At the start, you saw things you'd never imagined. There were guys in WWI uniforms, Italian Army I guess, riding WWI Italian army bikes, single speeders that must've weighed 50 pounds. The uniforms were heavy wool, absolutely unsuited to the lovely sunny day in Gaiole...let alone the endless hills on the route.
There were men and women on old pro bikes in full team kit from the era of their bikes. There were what looked like casual riders. There were gimmick riders, looking like some character from legend or literature.
It was not at all like a rolling concours, not a showcase for museum-quality bikes. There were many of them, but there were also ride-to-work bikes and fixed-gear bikes (shudder) and ancient bikes that looked ancient.
Old bikes in Italy are not merely prestige items. They are celebrated but they are not paraded around, they are ridden. And the atmosphere at l'Eroica is inclusive: Everyone is happy to be there and happy that you are there too. There was no scent of snobbery.
I rode the 80 kilometer version. So did Larry and Heather of CycleItalia, not their first time there. John, from Contra Costa County, CA, rode the long version, 120K if my memory is correct. I was glad I'd chosen the shorter route. I was toast at the end, overjoyed to see the finish line and Tamar waiting and cheering for me.
We rolled out of Gaiole on paved road, but I can scarcely remember any paved road after that. I'm sure there was some, but it was a fleeting mile here and another there. Almost all the l'Eroica I remember was "white road," gravel road that in Tuscany is sacred, as I understand it, for l'Eroica and the Strade Bianche pro race early in the season.
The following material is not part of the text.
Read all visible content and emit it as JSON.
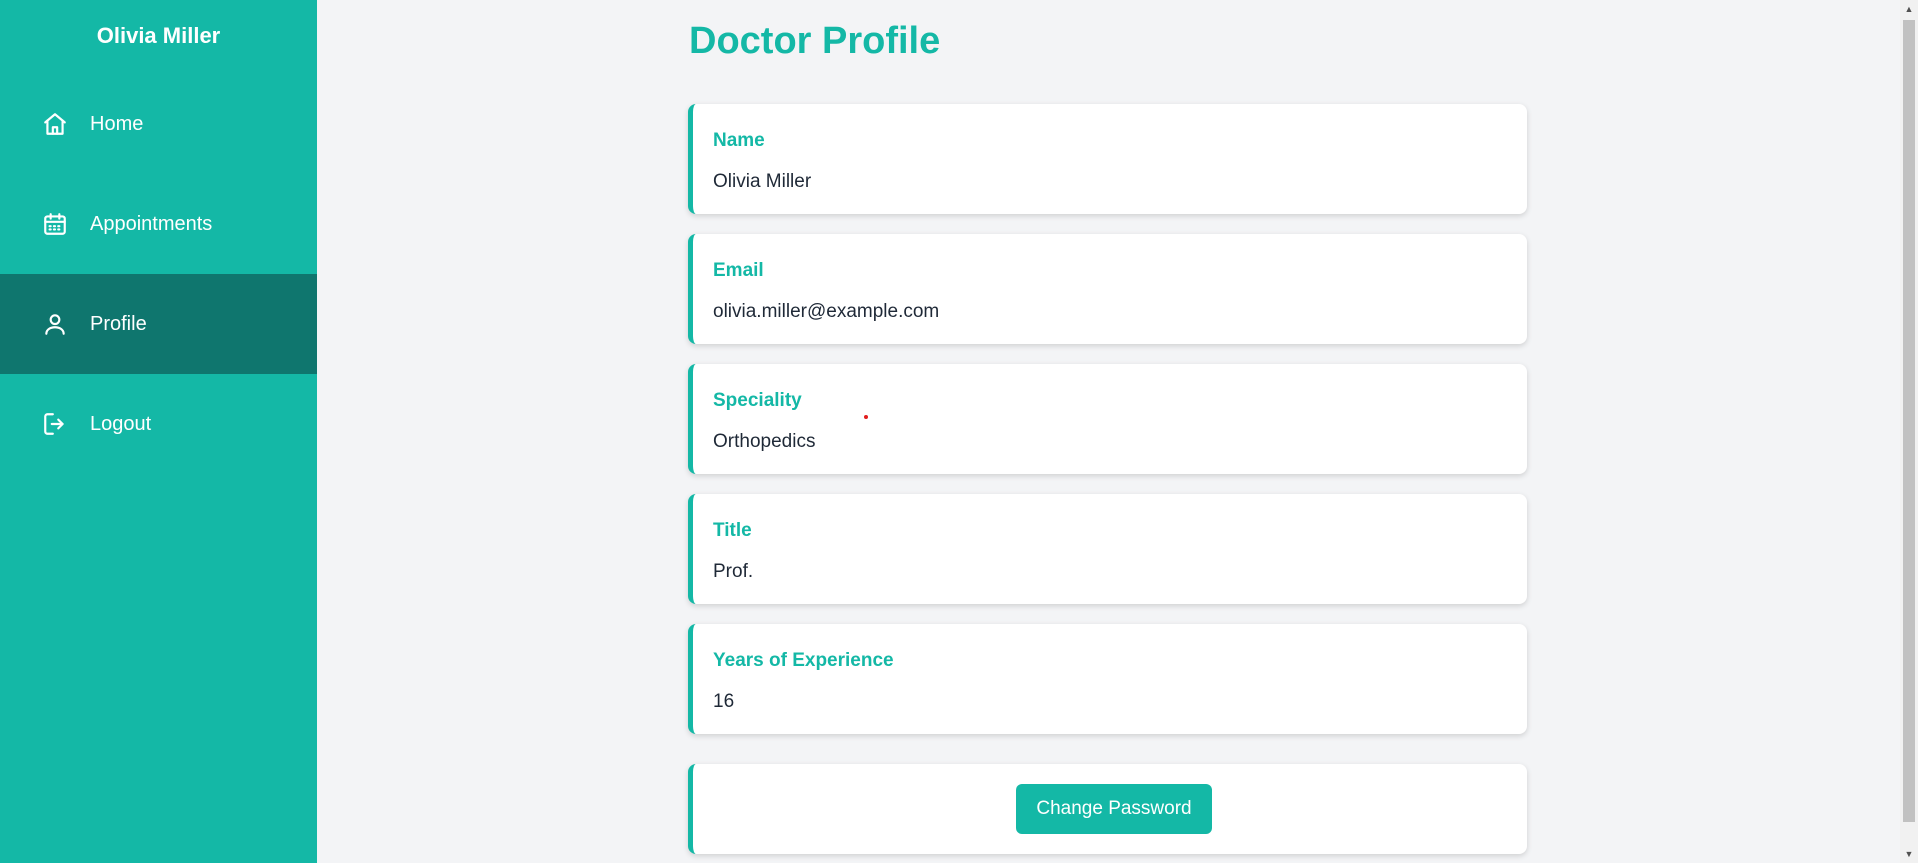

As I mentioned in an earlier post, there is no flat road in Tuscany, or none that Tamar and I saw. So the gravel roads of l'Eroica go up and back down, up and back down. The climbs are long and steep...and the descents are long and steep.
I should tell you bike riders that I had 53-39 chain rings and a 13-26 cluster. I used the 39-26 a lot. Really a lot. I was pretty fit for an old guy at that point. Tired from the trip, probably, emotionally a little upset, I'll bet, but I felt okay, or thought I did. My friend John had a triple on his old Masi, probably a good idea.
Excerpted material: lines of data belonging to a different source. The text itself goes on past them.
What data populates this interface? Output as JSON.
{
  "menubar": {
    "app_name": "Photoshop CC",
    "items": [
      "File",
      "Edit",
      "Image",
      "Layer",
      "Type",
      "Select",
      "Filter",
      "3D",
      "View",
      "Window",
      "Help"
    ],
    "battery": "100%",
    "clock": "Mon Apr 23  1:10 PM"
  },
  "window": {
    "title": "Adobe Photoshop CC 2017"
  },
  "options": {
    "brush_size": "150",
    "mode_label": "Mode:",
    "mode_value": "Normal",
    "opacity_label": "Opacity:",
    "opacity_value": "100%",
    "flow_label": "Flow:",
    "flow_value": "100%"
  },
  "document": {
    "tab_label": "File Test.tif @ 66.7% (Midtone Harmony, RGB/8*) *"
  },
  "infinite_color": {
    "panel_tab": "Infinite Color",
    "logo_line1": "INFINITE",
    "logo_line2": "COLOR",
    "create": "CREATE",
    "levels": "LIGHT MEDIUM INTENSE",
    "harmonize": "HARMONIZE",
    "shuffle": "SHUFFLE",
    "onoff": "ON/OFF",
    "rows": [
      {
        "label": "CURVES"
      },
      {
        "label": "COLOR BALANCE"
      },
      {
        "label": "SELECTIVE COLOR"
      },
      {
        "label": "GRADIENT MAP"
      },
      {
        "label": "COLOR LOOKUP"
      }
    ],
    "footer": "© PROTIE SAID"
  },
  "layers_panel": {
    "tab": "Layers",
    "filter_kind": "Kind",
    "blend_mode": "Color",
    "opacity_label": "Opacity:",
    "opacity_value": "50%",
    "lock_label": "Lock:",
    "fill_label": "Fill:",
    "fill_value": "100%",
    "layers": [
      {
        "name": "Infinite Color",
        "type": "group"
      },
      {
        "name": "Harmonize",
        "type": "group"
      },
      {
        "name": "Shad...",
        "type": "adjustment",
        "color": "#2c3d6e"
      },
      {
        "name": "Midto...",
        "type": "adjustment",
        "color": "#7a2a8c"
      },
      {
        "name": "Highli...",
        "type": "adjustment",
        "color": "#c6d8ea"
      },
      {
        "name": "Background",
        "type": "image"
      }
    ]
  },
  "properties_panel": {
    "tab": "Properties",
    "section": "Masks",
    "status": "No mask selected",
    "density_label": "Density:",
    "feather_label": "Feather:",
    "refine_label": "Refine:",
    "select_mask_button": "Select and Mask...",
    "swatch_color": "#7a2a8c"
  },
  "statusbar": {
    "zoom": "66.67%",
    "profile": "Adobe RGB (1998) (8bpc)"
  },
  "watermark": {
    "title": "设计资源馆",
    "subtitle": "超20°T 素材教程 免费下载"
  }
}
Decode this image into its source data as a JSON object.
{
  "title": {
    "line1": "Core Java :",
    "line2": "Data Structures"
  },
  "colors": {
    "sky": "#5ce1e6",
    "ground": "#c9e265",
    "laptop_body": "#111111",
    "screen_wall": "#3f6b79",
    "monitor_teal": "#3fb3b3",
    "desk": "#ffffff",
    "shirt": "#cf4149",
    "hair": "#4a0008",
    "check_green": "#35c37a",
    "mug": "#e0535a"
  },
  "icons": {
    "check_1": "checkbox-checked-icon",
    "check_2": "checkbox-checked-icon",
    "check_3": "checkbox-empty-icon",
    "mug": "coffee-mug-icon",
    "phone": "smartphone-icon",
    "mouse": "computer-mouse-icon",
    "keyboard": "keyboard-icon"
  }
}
After the first climb, on which I did fine, thank you very much, I reached the summit and looked down the descent and freaked a little. It was dirt and gravel and bumpy and steep. I thought: I can't ride down that hill. I'll crash and get hurt here far from home. I could smell that hospital smell.
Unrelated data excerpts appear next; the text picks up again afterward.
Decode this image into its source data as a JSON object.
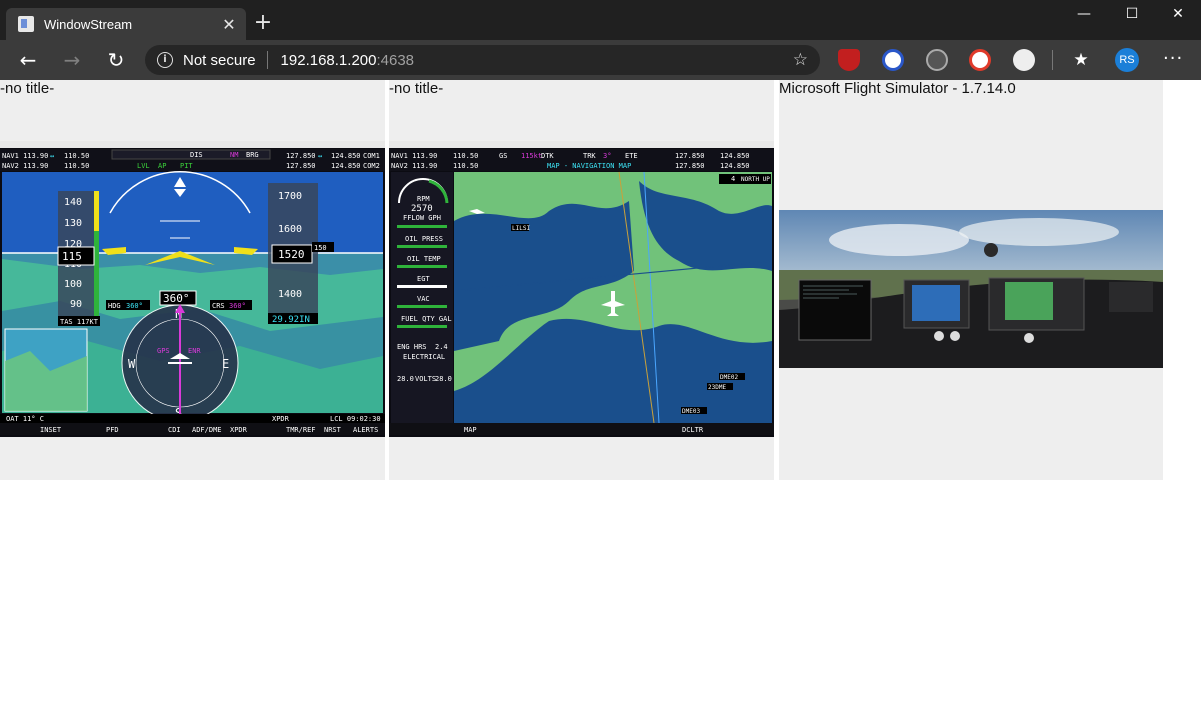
{
  "browser": {
    "tab_title": "WindowStream",
    "tab_close": "✕",
    "new_tab": "+",
    "window_controls": {
      "minimize": "—",
      "maximize": "☐",
      "close": "✕"
    },
    "security_label": "Not secure",
    "url_host": "192.168.1.200",
    "url_port": ":4638",
    "profile_initials": "RS",
    "more_label": "···"
  },
  "panels": [
    {
      "title": "-no title-"
    },
    {
      "title": "-no title-"
    },
    {
      "title": "Microsoft Flight Simulator - 1.7.14.0"
    }
  ],
  "pfd": {
    "nav1": "NAV1 113.90",
    "nav1_stby": "110.50",
    "nav2": "NAV2 113.90",
    "nav2_stby": "110.50",
    "dis": "DIS",
    "nm": "NM",
    "brg": "BRG",
    "com1": "127.850",
    "com1_stby": "124.850",
    "com1_label": "COM1",
    "com2": "127.850",
    "com2_stby": "124.850",
    "com2_label": "COM2",
    "lvl": "LVL",
    "ap": "AP",
    "pit": "PIT",
    "speed_tape": [
      "140",
      "130",
      "120",
      "110",
      "100",
      "90"
    ],
    "airspeed": "115",
    "alt_tape": [
      "1700",
      "1600",
      "1500",
      "1400"
    ],
    "altitude": "1520",
    "alt_bug": "150",
    "baro": "29.92IN",
    "heading": "360°",
    "hdg_label": "HDG",
    "hdg_value": "360°",
    "crs_label": "CRS",
    "crs_value": "360°",
    "tas": "TAS 117KT",
    "oat": "OAT 11° C",
    "xpdr": "XPDR",
    "lcl": "LCL 09:02:30",
    "gps": "GPS",
    "enr": "ENR",
    "softkeys": [
      "INSET",
      "PFD",
      "CDI",
      "ADF/DME",
      "XPDR",
      "TMR/REF",
      "NRST",
      "ALERTS"
    ]
  },
  "mfd": {
    "gs": "GS",
    "gs_value": "115kt",
    "dtk": "DTK",
    "trk": "TRK",
    "trk_value": "3°",
    "ete": "ETE",
    "map_title": "MAP - NAVIGATION MAP",
    "north_up": "NORTH UP",
    "range": "4",
    "rpm_label": "RPM",
    "rpm": "2570",
    "fflow": "FFLOW GPH",
    "oil_press": "OIL PRESS",
    "oil_temp": "OIL TEMP",
    "egt": "EGT",
    "vac": "VAC",
    "fuel_qty": "FUEL QTY GAL",
    "eng_hrs": "ENG HRS",
    "eng_hrs_value": "2.4",
    "electrical": "ELECTRICAL",
    "volts_l": "28.0",
    "volts": "VOLTS",
    "volts_r": "28.0",
    "waypoints": [
      "LILSI",
      "DME02",
      "23DME",
      "DME03"
    ],
    "softkeys": [
      "MAP",
      "DCLTR"
    ]
  }
}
I got off and walked down the first descent. I'm sorry if I've disappointed you but that is what happened.
I was wearing my ancient Adidas Eddy Merckx plastic-soled shoes - and using old Dura-Ace clip-'n'-strap pedals, given to me by my old friend Jim F of Berkeley. I'll just say at this point that I walked maybe two, maybe three l'Eroica miles in those shoes. Luckily I had new cleats; I'd have worn an old pair to nothing.
I hardly ever walk any distance in my cycling shoes, so I walked ten years' worth that day.
I did not walk any more descents, I'm happy to say, but I did walk uphill. If you got stuck behind another bike or bikes at the start of a climb, you were walking. I will say that - at l'Eroica - you never walk alone.
More about the ride tomorrow.... I thought I'd tell the whole story today, but.... Sorry.
1 comment:
I'm sorry that you and Tamar didn't fly into Italy a few days earlier to get over jet lag and get your bearings. I think that might have made a big difference in your ride. I'm still glad that I got to spend some time with Tamar and to see all of the old bicycles and definitely the clothing!